No es la primera vez que lanza un mensaje similar; en 2012 ya dijo que compró Duke Nukem «por voluntad propia y con mucho amor», pero que su objetivo último no era lanzar Forever, sino «construir un nuevo Duke Nukem».
«Así que sí. De hecho, ya hemos hecho algo de desarrollo conceptual», aseguró en Develop. «El desafío está en que Gearbox está muy ocupada. Una forma más rápida sería que el desarrollador correcto se interesara y trabajásemos con él».
Se me ocurren unos cuantos estudios en los que confío más que en Gearbox para hacer un Duke Nukem en condiciones, pero tampoco tengo suficiente en contra de los papás de Borderlands como para que un desarrollo a medias me parezca mal. Total, que todos ganamos: un nuevo Duke Nukem en el mundo de dentro de dos o tres años puede ser una montaña rusa de emociones.
Pitchford no quiere encontrarse con los problemas que tuvo Duke Nukem Forever, claro, que tuvo un desarrollo lleno de problemas, largo como un día sin pan y que acabó en uno de esos juegos pobres que algunos disfrutamos sin saber muy bien por qué: a mí no me disgustó, pero no sabría decir por qué. Sí sabría decir varias decenas de cosas que están mal. ¡Qué curioso!

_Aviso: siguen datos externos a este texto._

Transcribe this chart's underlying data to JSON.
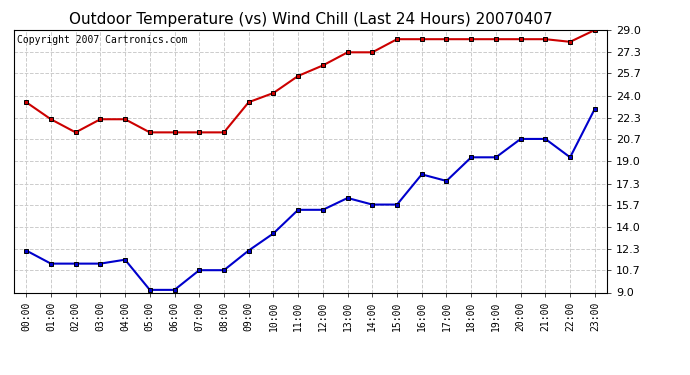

«Creo que ese es un problema desafiante, pero no cabe duda de que, cuando ocurra, toda la industria va a fijarse en él. Llamar la atención en esta industria es una de las cosas más difíciles de hacer», reconoció Pitchford. «Ese es probablemente uno de los mayores problemas que tuvo Forever; durante diez años se prometió como uno de los mejores juegos que iban a existir. Era legendario como vaporware. Así que tuvo una atención particularmente polarizada».
Recordemos que la venta de Duke Nukem también tuvo a su alrededor demandas y millones de dólares tirados a la basura: se dice que el cofundador de 3D Realms, George Broussard, invirtió entre 20 y 30 millones de su propio bolsillo, que no llegaron a ningún lado. A principios del año pasado, Gearbox denunció a 3D Realms por uso indebido de la marca Duke Nukem. Creo que es un buen ejemplo para ilustrar por qué el sistema está roto.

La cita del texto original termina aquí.